And They Thought We Couldn't Fight - Victory Liberty Loan
Forsythe, Victor (1885-1962) 1919 Lithograph
On October 5, 1918, the German government sent a message to President Woodrow Wilson to begin the negotiation of terms to end the war. However, the United States called for the abdication of the German Kaiser before negotiations could begin. The Kaiser refused. A month later, after continued fighting and bloodshed, on November 5, 1918, the Allies acquiesced and agreed to begin negotiations for a truce. On November 8, 1918, the Allies handed a German delegation a list of demands and 72 hours to agree.
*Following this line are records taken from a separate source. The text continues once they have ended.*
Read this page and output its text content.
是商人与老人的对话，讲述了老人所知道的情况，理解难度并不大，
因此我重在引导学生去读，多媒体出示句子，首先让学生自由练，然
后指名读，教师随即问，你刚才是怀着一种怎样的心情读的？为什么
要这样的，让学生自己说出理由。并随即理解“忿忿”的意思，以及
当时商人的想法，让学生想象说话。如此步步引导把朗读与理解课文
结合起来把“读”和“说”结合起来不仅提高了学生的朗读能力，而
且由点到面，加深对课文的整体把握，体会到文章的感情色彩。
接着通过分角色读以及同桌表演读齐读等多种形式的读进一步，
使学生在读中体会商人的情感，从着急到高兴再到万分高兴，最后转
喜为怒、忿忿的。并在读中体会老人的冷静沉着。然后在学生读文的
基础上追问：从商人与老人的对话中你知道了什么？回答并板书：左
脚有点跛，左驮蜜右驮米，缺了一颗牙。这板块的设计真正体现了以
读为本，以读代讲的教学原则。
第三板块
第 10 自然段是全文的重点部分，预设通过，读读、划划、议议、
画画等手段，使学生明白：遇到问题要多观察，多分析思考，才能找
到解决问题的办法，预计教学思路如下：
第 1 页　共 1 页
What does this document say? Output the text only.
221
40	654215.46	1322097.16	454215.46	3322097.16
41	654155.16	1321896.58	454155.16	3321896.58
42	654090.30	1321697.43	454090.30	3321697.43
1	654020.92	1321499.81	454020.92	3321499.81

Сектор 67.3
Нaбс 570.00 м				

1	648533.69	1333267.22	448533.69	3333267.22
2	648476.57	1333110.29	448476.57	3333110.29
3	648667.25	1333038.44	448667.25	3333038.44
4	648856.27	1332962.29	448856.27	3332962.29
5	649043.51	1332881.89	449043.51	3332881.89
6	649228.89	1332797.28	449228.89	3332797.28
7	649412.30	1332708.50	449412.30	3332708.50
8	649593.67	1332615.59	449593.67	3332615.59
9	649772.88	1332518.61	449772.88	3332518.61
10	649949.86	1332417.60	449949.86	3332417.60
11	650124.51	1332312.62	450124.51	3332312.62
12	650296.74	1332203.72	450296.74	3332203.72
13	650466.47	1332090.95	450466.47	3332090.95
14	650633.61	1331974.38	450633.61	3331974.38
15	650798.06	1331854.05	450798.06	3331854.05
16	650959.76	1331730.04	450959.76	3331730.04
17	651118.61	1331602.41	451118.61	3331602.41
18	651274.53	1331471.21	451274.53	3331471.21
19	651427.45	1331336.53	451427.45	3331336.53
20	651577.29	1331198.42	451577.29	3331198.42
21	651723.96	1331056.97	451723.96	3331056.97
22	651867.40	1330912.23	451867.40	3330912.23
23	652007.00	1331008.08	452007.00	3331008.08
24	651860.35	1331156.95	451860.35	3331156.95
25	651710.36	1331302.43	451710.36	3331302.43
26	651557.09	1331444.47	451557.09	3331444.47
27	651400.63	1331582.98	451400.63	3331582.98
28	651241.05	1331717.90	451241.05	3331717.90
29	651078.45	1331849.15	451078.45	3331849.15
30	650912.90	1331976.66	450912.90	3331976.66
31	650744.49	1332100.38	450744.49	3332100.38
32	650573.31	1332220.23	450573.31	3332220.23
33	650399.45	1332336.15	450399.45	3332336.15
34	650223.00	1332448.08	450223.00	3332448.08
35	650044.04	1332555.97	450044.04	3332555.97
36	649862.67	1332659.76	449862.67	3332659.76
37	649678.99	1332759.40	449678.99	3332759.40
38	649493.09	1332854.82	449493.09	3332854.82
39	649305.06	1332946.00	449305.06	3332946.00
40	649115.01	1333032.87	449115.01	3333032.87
An Armistice was agreed upon with a cease-fire starting on November 11, 1918, at 11 A.M. Hoping to strengthen their standing during the peace negotiations, both sides continued fighting right to the moment the time the ceasefire began.
Although the Armistice ended the fighting, a peace treaty between German and the Allies was not signed until June 28, 1919. The Treaty of Versailles, which formally ended the war, required Germany to make substantial territorial concessions, pay reparations, and disarm. Under the stress of paying the reparations and recovering from the war, the German economy collapsed. The treaty became the basis for widespread resentment in Germany and created a nationalistic backlash which fueled the rise of the Freikorps and, eventually, the Nazi party. In the twenty years following the signing of the treaty, it was used to rally support for a renewed war against Germany’s perceived oppressors.
The German allies of the Austria-Hungary and the Ottoman Empire collapsed and broke into smaller nations. Russia suffered from a civil war which began in 1917 with the Bolshevik Revolution and continued until 1923. Several of Russia’s border territories broke away and grained independence including Lithuania, Latvia, Estonia, Finland, Armenia, Georgia, and Azerbaijan.